It’s been a difficult Winter Olympics thus far for Alpine skiing great Mikaela Shiffrin. The 26-year-old American has twice done something she hardly ever does in international competition: "ski out" of a race.
It’s a dreaded term for elite ski racers, one that is usually accompanied by the letters DNF – did not finish – meaning a skier failed to complete the course and register a valid run.
Making the gates
Alpine skiing courses are lined with brightly colored markers, called gates, which athletes must ski through as they navigate the slope. In the downhill, super-G and giant slalom disciplines, gates are marked by pairs of flags anchored to the snow by flexible plastic poles. Making contact with a flag is allowed, provided that every part of the skier’s body and equipment stays inside the inner-most pole.

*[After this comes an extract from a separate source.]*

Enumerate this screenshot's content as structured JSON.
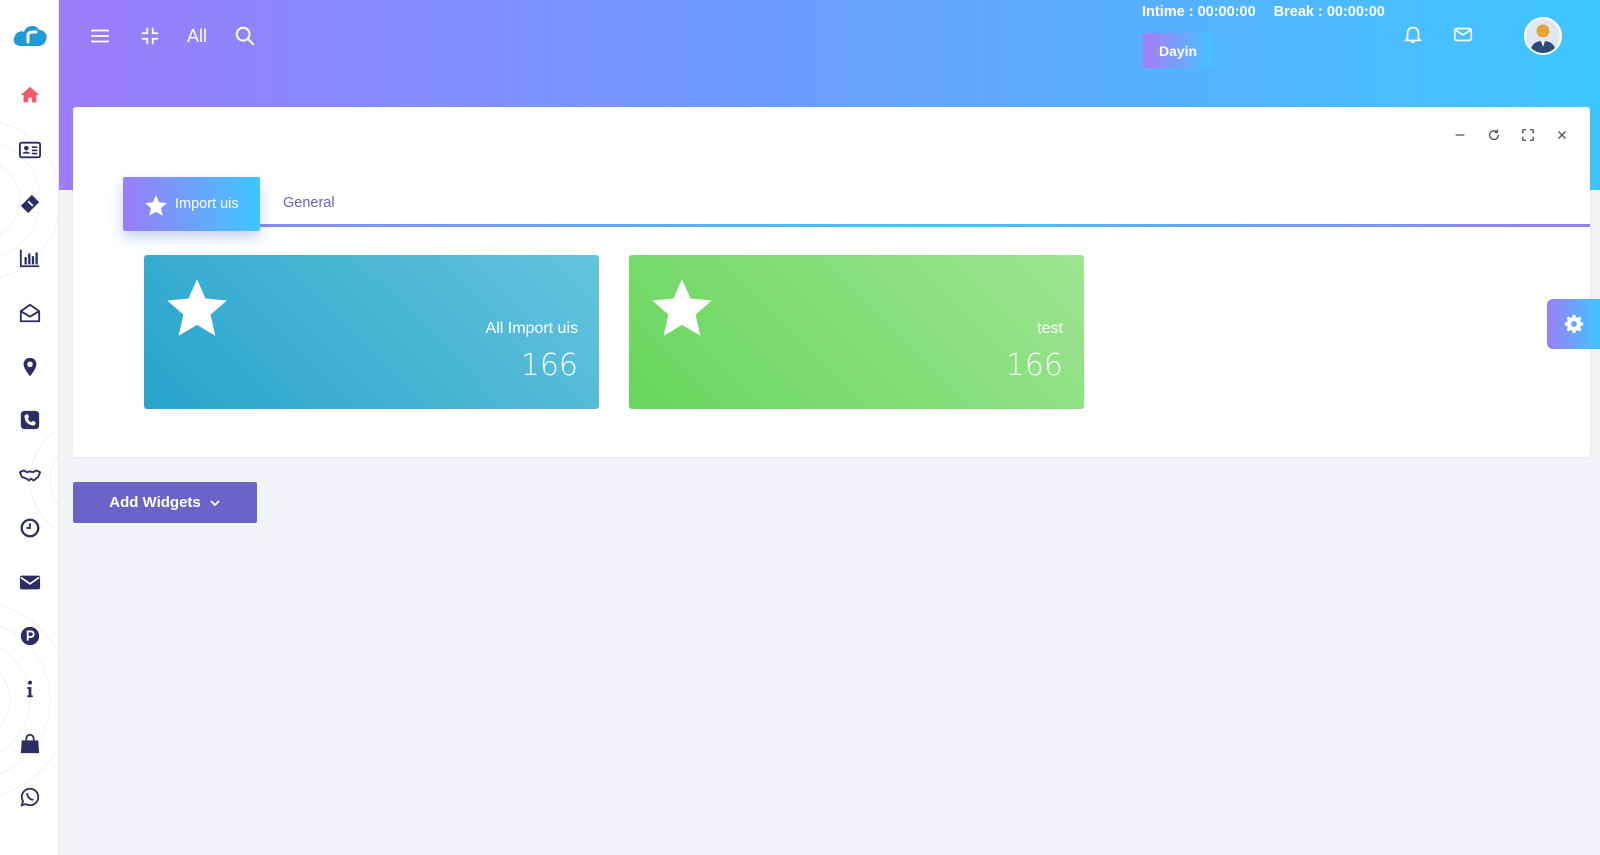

Slalom is a bit different. For starters, the gates are made up of single poles rather than larger flags. The poles, alternating in color, indicate various turns the skiers must perform down the hill.
A common misconception is that the color of each pole indicates whether the skiers must go to the right or left of it. While this might often appear to be the case when watching a slalom competition, the color of each pole is simply meant to let the skiers know which gate is up next. It falls upon the athletes to learn the proper combination of turns outline by the course, which happens during set inspection periods in the hours or days before a race.

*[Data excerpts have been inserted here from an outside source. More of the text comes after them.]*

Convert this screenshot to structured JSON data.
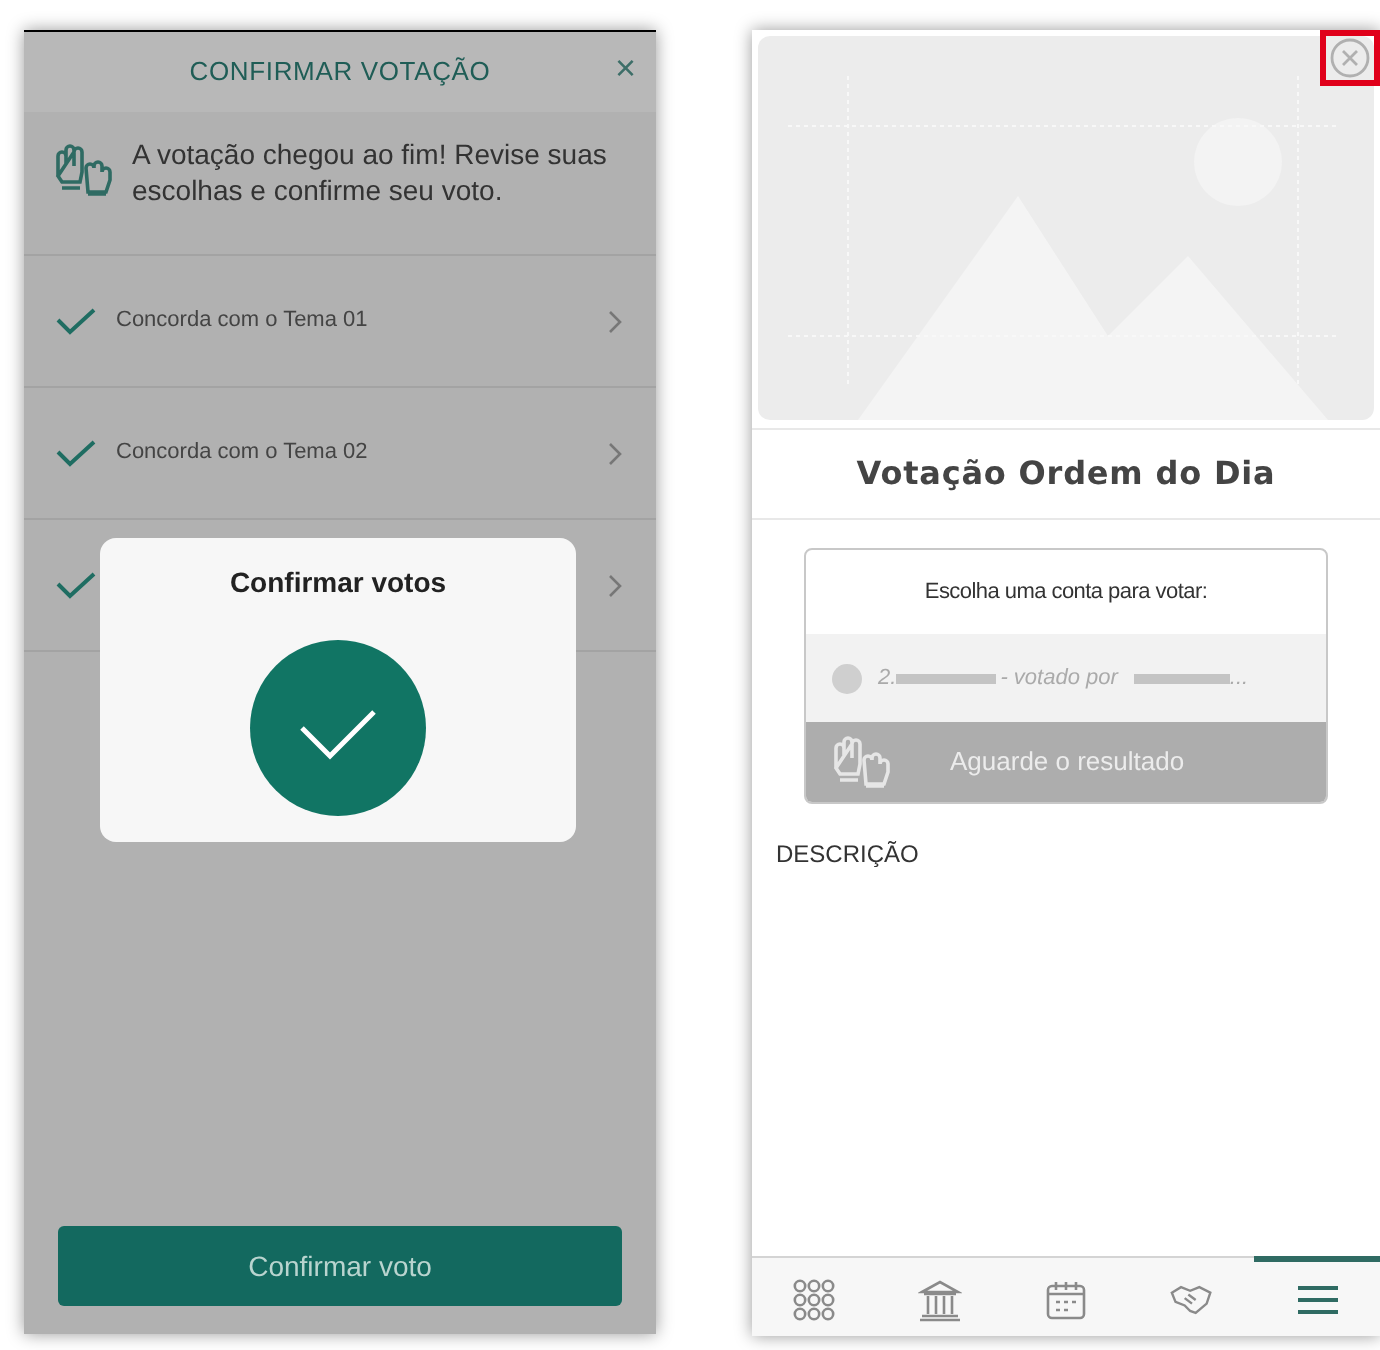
{
  "confirm_screen": {
    "title": "CONFIRMAR VOTAÇÃO",
    "close": "×",
    "intro": "A votação chegou ao fim! Revise suas escolhas e confirme seu voto.",
    "items": [
      {
        "label": "Concorda com o Tema 01",
        "checked": true
      },
      {
        "label": "Concorda com o Tema 02",
        "checked": true
      },
      {
        "checked": true
      }
    ],
    "dialog": {
      "title": "Confirmar votos"
    },
    "button": "Confirmar voto"
  },
  "detail_screen": {
    "title": "Votação Ordem do Dia",
    "account_card": {
      "heading": "Escolha uma conta para votar:",
      "account_prefix": "2.",
      "account_middle": "- votado por",
      "account_end": "...",
      "status": "Aguarde o resultado"
    },
    "description_label": "DESCRIÇÃO",
    "nav": [
      {
        "kind": "grid",
        "selected": false
      },
      {
        "kind": "bank",
        "selected": false
      },
      {
        "kind": "calendar",
        "selected": false
      },
      {
        "kind": "handshake",
        "selected": false
      },
      {
        "kind": "menu",
        "selected": true
      }
    ]
  }
}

SEE MORE: Alpine Skiing 101: Competition format
What does skiing out mean?
Simply put, skiing out means missing a gate at any point during a ski race. The consequences of doing so are instant disqualification from the event even if it spans multiple runs, as slalom, giant slalom and the combined events do at the Winter Olympics.
Sometimes, especially in the speed disciplines of downhill and super-G, ski outs happen when an athlete loses control and crashes off his or her skis. Shiffrin suffered a minor crash – and was uninjured – during her giant slalom run.
However, skiers can also ski out even without crashing if they stray too far outside the racing line, as Shiffrin did two days later in the slalom.